La posizione senza peli sulla lingua di Vittorio Feltri contro le “diavolerie normative” relative ai divieti sul fumo e sulle sigarette.
Non le manda a dire Vittorio Feltri nel suo ultimo editoriale per Il Giornale a proposito dei divieti sul fumo e sulle sigarette. Il giornalista, rispondendo ad un attento lettore, ha dato la sua visione su quelle che lui stesso ha definito “diavolerie normative” sull’argomento. Emblematico il suo pensiero, fin dal titolo scelto per esporre il tutto: “Lasciateci almeno la libertà di fumare”.
Feltri e i divieti sul fumo
“Al chiuso non si può fumare, all’aperto non si può fumare. Qualcuno deve spiegarci dove ci è consentito accendere una sigaretta senza incorrere in multe e infrazioni, godendone per qualche minuto in santissima pace”. Sono queste le parole con cui Vittorio Feltri ha scelto di rispondere al suo lettore de Il Giornale nel corso dell’ultimo editoriale.
“Da fumatore accanito quale mi pregio di essere, sono a dir poco scocciato da tali diavolerie normative architettate e partorite dalle pervertite menti progressiste, le quali pretendono di educare il popolo, in pieno stile Stato etico, poiché amministrare la cosa pubblica non basta loro.
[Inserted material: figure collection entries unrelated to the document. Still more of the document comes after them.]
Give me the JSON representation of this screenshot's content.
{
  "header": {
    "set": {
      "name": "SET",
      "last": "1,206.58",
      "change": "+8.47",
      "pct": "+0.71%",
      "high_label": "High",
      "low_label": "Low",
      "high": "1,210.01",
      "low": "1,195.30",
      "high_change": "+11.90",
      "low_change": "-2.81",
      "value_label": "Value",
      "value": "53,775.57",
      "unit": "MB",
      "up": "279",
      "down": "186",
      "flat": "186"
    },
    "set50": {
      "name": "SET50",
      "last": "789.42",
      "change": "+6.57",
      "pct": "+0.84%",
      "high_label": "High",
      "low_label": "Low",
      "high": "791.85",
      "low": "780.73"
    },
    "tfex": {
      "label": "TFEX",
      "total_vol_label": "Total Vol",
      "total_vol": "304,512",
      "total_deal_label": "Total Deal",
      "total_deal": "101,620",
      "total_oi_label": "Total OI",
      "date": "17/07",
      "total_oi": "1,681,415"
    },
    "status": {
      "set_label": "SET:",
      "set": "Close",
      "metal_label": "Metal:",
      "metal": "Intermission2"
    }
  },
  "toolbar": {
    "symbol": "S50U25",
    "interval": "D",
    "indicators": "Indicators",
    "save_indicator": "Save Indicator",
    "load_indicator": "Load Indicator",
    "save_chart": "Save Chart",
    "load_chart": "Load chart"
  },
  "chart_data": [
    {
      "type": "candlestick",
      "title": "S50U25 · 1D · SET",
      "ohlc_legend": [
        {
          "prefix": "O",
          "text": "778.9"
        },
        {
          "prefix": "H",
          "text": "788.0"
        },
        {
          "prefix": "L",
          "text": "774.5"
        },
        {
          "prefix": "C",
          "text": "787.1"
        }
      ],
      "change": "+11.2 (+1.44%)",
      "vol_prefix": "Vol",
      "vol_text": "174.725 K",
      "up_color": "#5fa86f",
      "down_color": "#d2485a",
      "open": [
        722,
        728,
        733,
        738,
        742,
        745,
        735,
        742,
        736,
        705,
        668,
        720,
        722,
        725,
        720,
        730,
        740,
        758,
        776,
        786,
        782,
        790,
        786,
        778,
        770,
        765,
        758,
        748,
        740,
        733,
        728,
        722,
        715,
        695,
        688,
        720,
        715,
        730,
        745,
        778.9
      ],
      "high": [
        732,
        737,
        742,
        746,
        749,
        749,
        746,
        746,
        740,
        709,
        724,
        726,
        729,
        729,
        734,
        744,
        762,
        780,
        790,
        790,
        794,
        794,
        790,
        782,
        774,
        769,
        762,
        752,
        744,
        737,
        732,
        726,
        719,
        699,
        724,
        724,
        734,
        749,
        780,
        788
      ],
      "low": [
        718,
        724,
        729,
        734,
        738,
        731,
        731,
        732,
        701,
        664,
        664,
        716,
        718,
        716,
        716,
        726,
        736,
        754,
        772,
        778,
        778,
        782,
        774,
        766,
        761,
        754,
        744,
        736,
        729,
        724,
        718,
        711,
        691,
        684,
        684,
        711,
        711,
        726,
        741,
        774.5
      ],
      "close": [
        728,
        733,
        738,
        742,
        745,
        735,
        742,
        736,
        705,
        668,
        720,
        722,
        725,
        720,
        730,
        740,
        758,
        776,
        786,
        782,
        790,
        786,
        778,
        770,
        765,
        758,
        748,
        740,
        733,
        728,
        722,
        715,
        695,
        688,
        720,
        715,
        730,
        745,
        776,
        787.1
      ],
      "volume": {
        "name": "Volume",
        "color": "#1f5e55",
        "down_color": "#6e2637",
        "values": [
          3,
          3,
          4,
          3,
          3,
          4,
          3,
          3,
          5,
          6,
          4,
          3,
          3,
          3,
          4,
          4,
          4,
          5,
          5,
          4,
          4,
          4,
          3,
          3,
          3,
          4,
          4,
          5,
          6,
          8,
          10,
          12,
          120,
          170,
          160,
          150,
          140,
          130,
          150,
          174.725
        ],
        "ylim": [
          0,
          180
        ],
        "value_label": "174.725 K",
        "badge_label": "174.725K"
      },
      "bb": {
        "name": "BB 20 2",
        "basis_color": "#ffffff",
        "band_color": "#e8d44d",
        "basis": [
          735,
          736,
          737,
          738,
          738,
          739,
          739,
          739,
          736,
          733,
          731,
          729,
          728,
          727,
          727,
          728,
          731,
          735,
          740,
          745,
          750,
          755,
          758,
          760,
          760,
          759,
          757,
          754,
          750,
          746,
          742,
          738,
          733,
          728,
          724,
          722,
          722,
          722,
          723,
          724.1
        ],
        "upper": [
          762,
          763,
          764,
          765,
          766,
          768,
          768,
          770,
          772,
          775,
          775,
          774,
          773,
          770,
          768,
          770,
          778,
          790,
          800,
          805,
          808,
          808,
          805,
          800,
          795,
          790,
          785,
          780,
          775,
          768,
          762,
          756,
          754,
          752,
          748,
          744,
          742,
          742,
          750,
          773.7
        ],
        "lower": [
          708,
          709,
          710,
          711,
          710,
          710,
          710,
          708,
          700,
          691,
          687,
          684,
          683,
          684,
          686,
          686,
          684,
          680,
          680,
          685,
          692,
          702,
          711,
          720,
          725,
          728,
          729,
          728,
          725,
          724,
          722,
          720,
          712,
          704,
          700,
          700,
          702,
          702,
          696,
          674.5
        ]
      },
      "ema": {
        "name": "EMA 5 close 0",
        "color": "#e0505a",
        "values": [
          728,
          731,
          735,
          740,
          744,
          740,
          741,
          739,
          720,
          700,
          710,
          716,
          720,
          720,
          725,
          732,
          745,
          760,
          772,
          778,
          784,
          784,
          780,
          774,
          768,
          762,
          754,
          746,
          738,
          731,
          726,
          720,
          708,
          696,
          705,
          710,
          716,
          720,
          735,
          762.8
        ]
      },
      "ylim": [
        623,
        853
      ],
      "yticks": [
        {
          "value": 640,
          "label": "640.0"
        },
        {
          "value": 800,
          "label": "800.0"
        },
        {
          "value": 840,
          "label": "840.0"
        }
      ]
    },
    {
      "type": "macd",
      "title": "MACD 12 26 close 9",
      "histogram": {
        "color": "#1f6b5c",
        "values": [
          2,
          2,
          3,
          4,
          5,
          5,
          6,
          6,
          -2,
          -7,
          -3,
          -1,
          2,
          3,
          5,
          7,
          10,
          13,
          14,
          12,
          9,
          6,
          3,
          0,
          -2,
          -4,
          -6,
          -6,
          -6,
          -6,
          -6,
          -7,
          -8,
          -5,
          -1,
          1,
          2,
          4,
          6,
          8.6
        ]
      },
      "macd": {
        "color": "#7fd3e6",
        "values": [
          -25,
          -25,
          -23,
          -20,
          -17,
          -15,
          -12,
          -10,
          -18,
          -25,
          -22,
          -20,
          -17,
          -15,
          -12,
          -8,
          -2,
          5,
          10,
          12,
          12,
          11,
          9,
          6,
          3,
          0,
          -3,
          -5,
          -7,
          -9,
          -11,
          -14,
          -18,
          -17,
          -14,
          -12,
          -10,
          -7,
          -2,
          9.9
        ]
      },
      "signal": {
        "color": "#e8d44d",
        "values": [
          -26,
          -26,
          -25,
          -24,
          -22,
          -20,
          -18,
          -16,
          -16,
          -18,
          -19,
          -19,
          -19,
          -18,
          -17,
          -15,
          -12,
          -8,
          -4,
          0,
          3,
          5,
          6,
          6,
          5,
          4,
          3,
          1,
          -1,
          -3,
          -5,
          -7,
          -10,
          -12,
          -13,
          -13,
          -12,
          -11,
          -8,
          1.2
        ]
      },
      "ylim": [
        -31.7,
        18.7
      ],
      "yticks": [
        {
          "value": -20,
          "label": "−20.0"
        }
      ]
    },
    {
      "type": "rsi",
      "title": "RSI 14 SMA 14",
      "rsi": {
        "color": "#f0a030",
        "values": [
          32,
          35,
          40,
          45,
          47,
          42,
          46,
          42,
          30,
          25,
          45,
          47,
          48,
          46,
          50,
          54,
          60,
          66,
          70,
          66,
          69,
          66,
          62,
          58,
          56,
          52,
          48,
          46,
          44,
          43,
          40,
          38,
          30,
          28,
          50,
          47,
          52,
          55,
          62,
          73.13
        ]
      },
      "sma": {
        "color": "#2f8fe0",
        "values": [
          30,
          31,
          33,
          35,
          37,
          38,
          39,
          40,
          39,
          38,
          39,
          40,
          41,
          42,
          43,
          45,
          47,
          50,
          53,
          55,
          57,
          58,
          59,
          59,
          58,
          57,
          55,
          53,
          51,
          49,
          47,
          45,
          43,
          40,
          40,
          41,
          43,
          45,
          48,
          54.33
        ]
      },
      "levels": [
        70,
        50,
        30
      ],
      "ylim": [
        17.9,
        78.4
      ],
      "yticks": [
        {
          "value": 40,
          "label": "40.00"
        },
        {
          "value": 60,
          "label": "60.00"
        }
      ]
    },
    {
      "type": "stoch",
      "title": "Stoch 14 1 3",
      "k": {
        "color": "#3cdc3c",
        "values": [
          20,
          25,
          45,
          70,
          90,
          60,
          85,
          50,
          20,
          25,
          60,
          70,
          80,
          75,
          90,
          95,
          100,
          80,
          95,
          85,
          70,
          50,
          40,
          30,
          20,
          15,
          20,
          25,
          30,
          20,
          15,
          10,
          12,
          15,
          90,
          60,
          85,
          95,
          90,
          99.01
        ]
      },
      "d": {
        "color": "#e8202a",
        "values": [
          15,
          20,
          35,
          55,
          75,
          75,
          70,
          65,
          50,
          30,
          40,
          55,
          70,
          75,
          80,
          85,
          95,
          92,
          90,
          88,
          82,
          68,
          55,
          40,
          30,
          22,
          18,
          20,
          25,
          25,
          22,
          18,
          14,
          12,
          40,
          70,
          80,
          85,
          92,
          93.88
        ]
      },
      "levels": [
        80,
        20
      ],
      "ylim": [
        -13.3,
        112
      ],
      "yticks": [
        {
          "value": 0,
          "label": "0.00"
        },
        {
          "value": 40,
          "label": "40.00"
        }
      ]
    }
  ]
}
Ed ecco allora che il cittadino viene punito, penalizzato, perseguitato, perseguito, multato per un comportamento che riguarda una sua libera e legittima scelta personale la quale non danneggia nessuno“.
Il giornalista ha proseguito il suo pensiero facendo del sarcasmo e dicendo: […] Da gennaio ce ne andremo in giro, dunque, muniti di metro al fine di misurare la distanza esatta tra noi e chiunque altro, che non deve essere al di sotto dei dieci metri qualora intendiamo farci una sigaretta senza pagarla cara. E se mentre la fumiamo, dopo esserci premuniti di rispettare determinati prerequisiti, qualcuno ci si avvicina, serve che scappiamo o che poniamo costui in guardia […]”.
L’affondo alla sinistra
Dopo aver chiamato in causa anche il sindaco di Milano Beppe Sala, Feltri ha proseguito: “[…] L’amministrazione rossa ha dimostrato indifferenza e insensibilità nei riguardi di quelle categorie di lavoratori e quei nuclei familiari sulle cui tasche determinati provvedimenti hanno inciso negativamente. Adesso, come se non fosse sufficiente, incontriamo ostacoli anche nel godimento di uno dei pochi piaceri rimastici, ossia quello di fumare, non dico una canna, cosa che ai comunisti è sempre gradita tanto che vogliono liberalizzare completamente il consumo di certa roba, ma una semplicissima sigaretta […]”.
“Sono convinto che l’unica vera esigenza inseguita da Sala e dai suoi, ossessionati dalla salubrità dell’etere, sia quella di moralizzare la popolazione e di menarla su quella che essi ritengono la retta via, inducendola con le cattive, ossia mediante l’esercizio di una coercizione indiretta ma non per questo meno soffocante, ora a non adoperare l’automobile, ora a muoversi a piedi, ora ad utilizzare la bicicletta, ora a non fumare né al chiuso né all’aperto, sempre in nome di un ecologismo e di un salutismo schizofrenici e fortemente ideologici, che non soltanto non ci salvano i polmoni ma ci spaccano anche il fegato […]”.